Of picking up the pieces of my life

God, what are the three most important things in my life that you want me to surrender to you?

That was the question that Pastor Goetz told us to ask ourselves this Sunday. The most important things in our lives are the things that we obviously cant live without. These are the hardest things to surrender to God. That is because, surrendering to God means that those things that you hold dearest to you are not yours, but Gods, and if he were to take them away from you suddenly, He could, and there is nothing that you can do about it.

Absolutely nothing.

2 years ago, I understood what that meant, when I lost you. Thats when I realized you were so important to me That I really could not do without you. For the first time in my life I actually felt so lot and helpless. I knew I had taken you for granted and thats why you parted. Only when I surrendered the relationship to God, could I find peace amidst the loss. Only when I surrendered it to God did I learn to treasure you more, at the same time, because I know now we live on borrowed time, and our relationship is meant to honor God, as He is the one who granted us the chance to be together like this now.

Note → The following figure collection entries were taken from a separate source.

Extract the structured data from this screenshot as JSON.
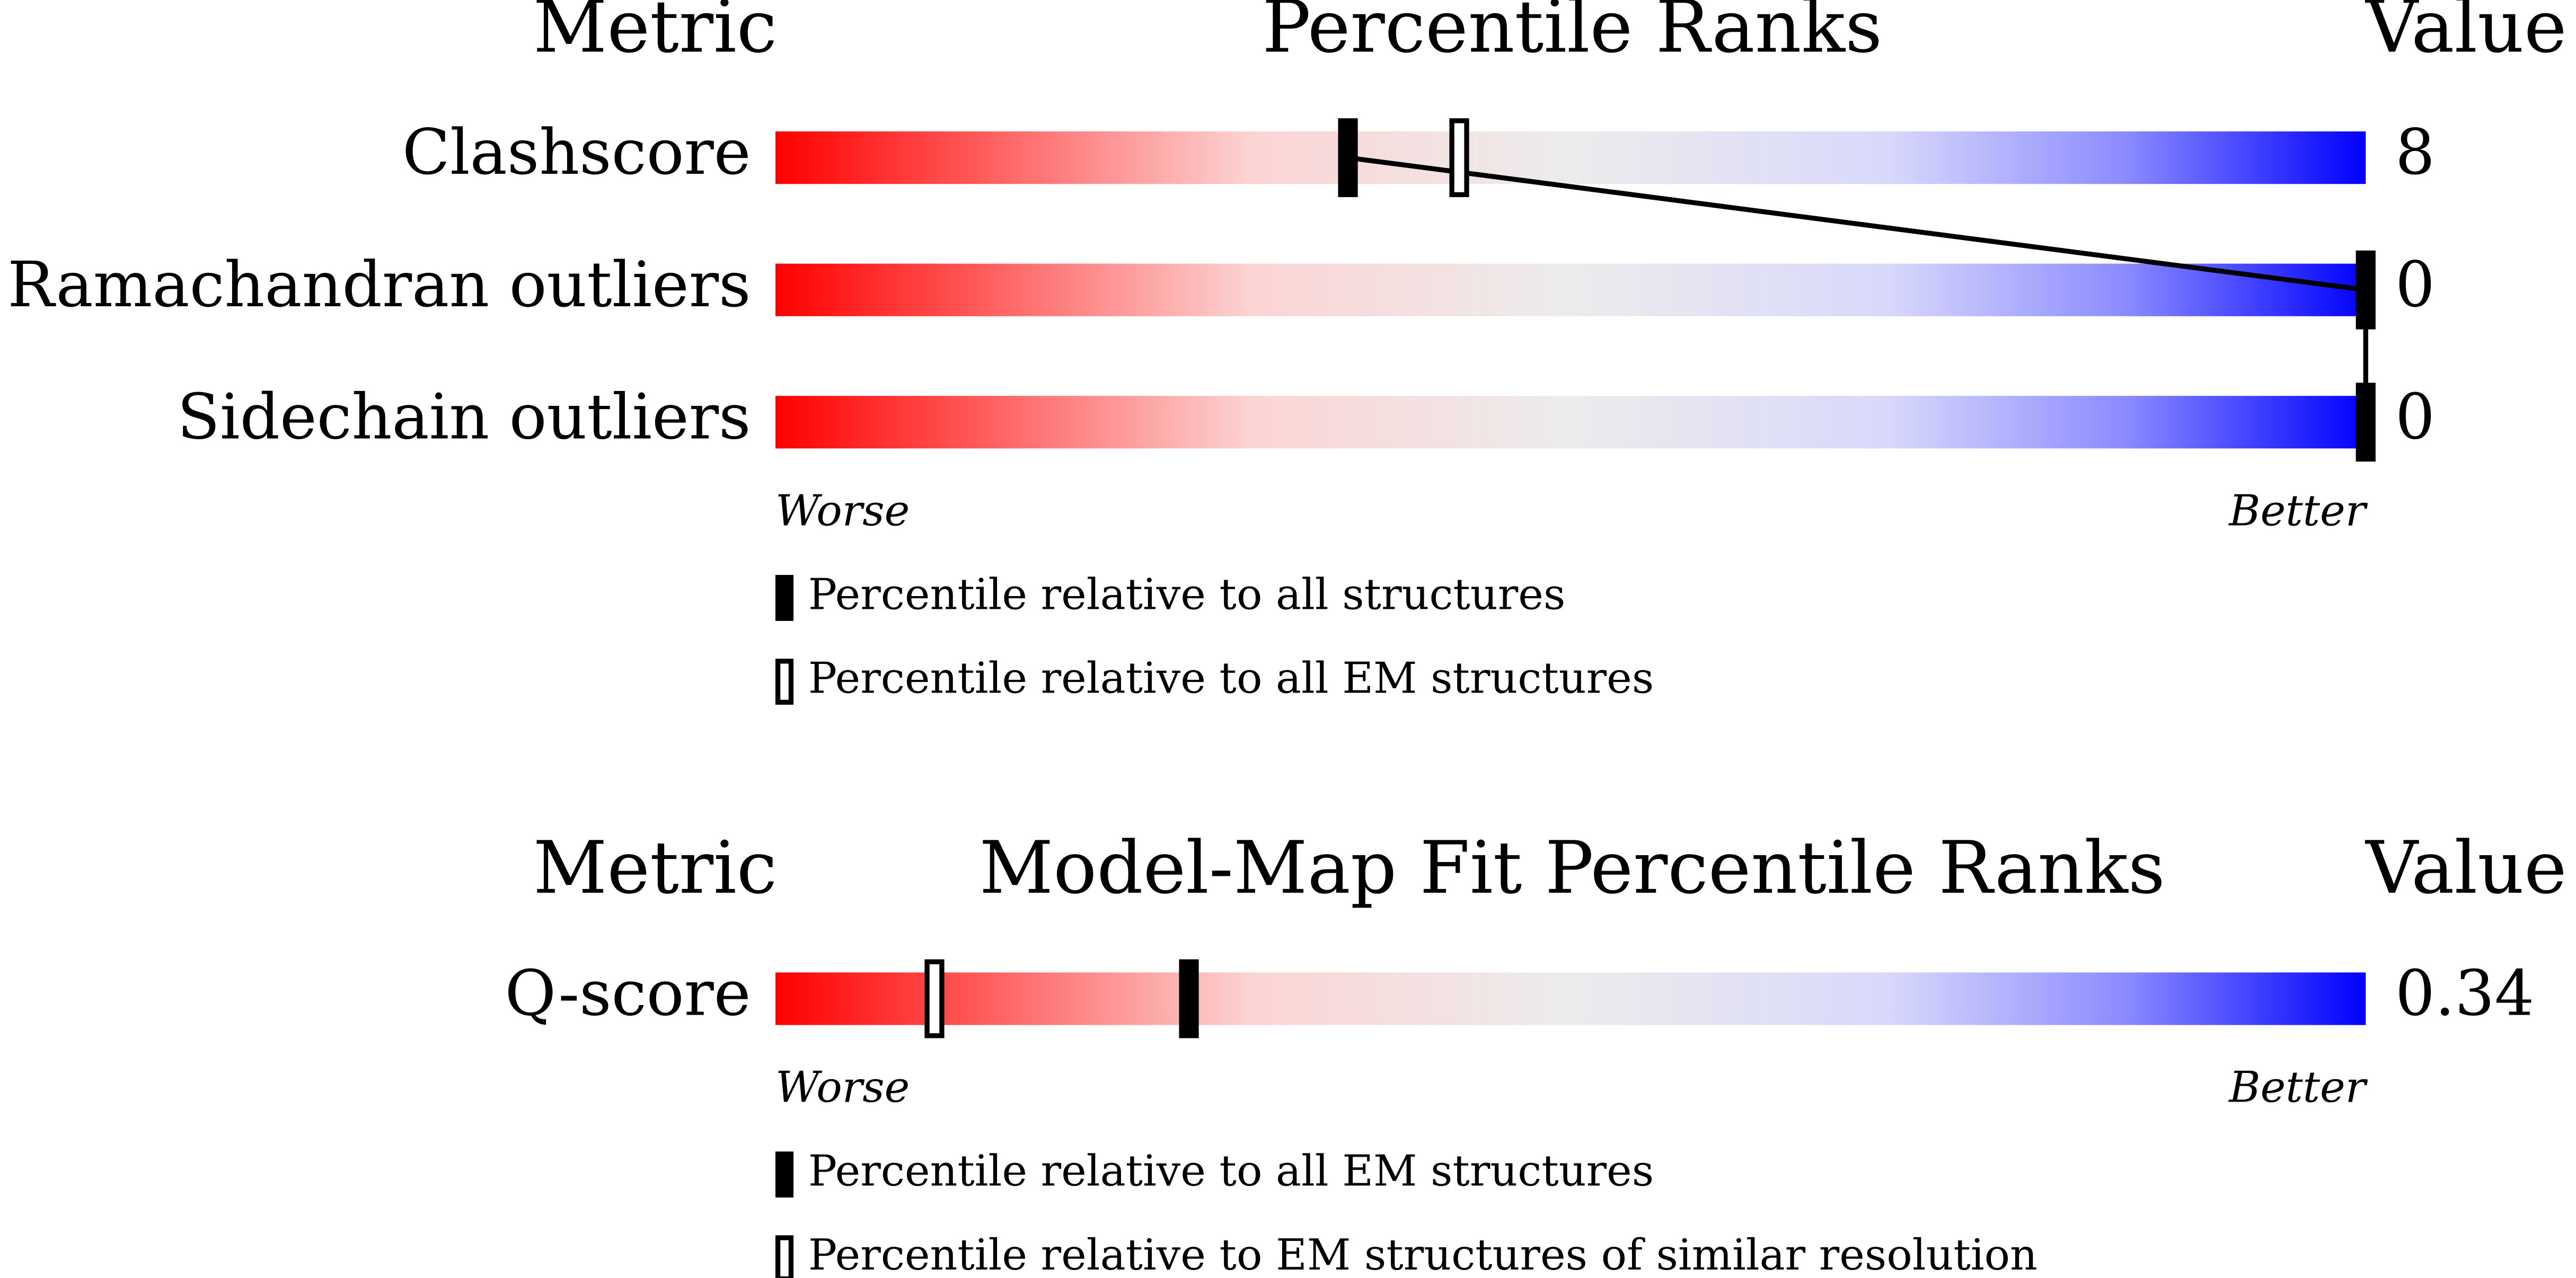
{
  "chart_data": [
    {
      "type": "percentile",
      "header_metric": "Metric",
      "title": "Percentile Ranks",
      "header_value": "Value",
      "categories": [
        "Clashscore",
        "Ramachandran outliers",
        "Sidechain outliers"
      ],
      "metric_values": [
        8,
        0,
        0
      ],
      "xlim": [
        0,
        100
      ],
      "low_label": "Worse",
      "high_label": "Better",
      "series": [
        {
          "name": "Percentile relative to all structures",
          "color": "#000000",
          "style": "filled",
          "values": [
            36,
            100,
            100
          ]
        },
        {
          "name": "Percentile relative to all EM structures",
          "color": "#000000",
          "style": "hollow",
          "values": [
            43,
            null,
            null
          ]
        }
      ]
    },
    {
      "type": "percentile",
      "header_metric": "Metric",
      "title": "Model-Map Fit Percentile Ranks",
      "header_value": "Value",
      "categories": [
        "Q-score"
      ],
      "metric_values": [
        0.34
      ],
      "xlim": [
        0,
        100
      ],
      "low_label": "Worse",
      "high_label": "Better",
      "series": [
        {
          "name": "Percentile relative to all EM structures",
          "color": "#000000",
          "style": "filled",
          "values": [
            26
          ]
        },
        {
          "name": "Percentile relative to EM structures of similar resolution",
          "color": "#000000",
          "style": "hollow",
          "values": [
            10
          ]
        }
      ]
    }
  ]
}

That was one thing that I had to surrender to God.

The other, I thought and prayed there at my seat in the sanctuary, was my family.

When was the last time, I thought, that I actually told my parents and showed them that I love them? Ive been pretty disobedient, by not sleeping early and coming home late. Time and time again I tell myself that needs to be changed. But when I do, I run straight to my room, and I shut myself onto the computer. BAD GIRL.

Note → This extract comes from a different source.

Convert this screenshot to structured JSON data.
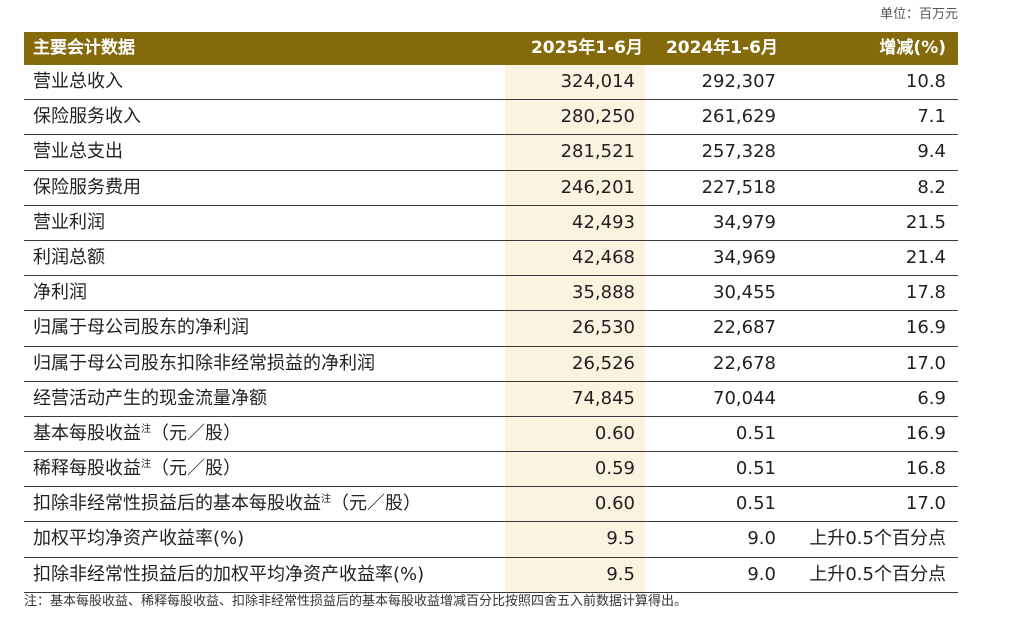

But today, I unwittingly did something different. I was tired from kickboxing and stayed downstairs rather than climb the stairs to my room. Odelia came over and wanted to play with me, and this time I made it an effort to really try to connect with her, even teaching her sudoku. I enjoyed it thoroughly! I missed her growing up, and I need to make up for the lost time. These 3 weeks, I told myself, I really have to babysit her and spend more time with her. Shes so near me everyday, and yet, I dont really know my own niece. Horrible, arent i!

And becausei was downstairs, I ate my supper while chatting with mom. I spent a good couple hours just having a heart to heart talk. Im a really horrible horrible daughter, that I should delight and blog about it, when it should really be a normal, everyday thing. I took for granted her presence everyday, and I worry her every night by coming home so late. I really shouldnt.

I feel so blessed to have my parents and my family with me. It really is so hard to surrender this blessing to God. I really dont know what I would do without them. I would feel so much remorse for not treasuring the time I have with them.

Whats the third thing?

My talents, I would suppose. Without the chance and ability to showcase my talent, I would feel so empty, and purposeless. My one pride is my multiple talents, and if God we to take them away from me, I would feel insecure and lousy. Wouldnt you?

But I still think that its easier to surrender that, than my family, or you. And I really really want to make my limited time count, by spending more time with my loved ones that God has blessed me with.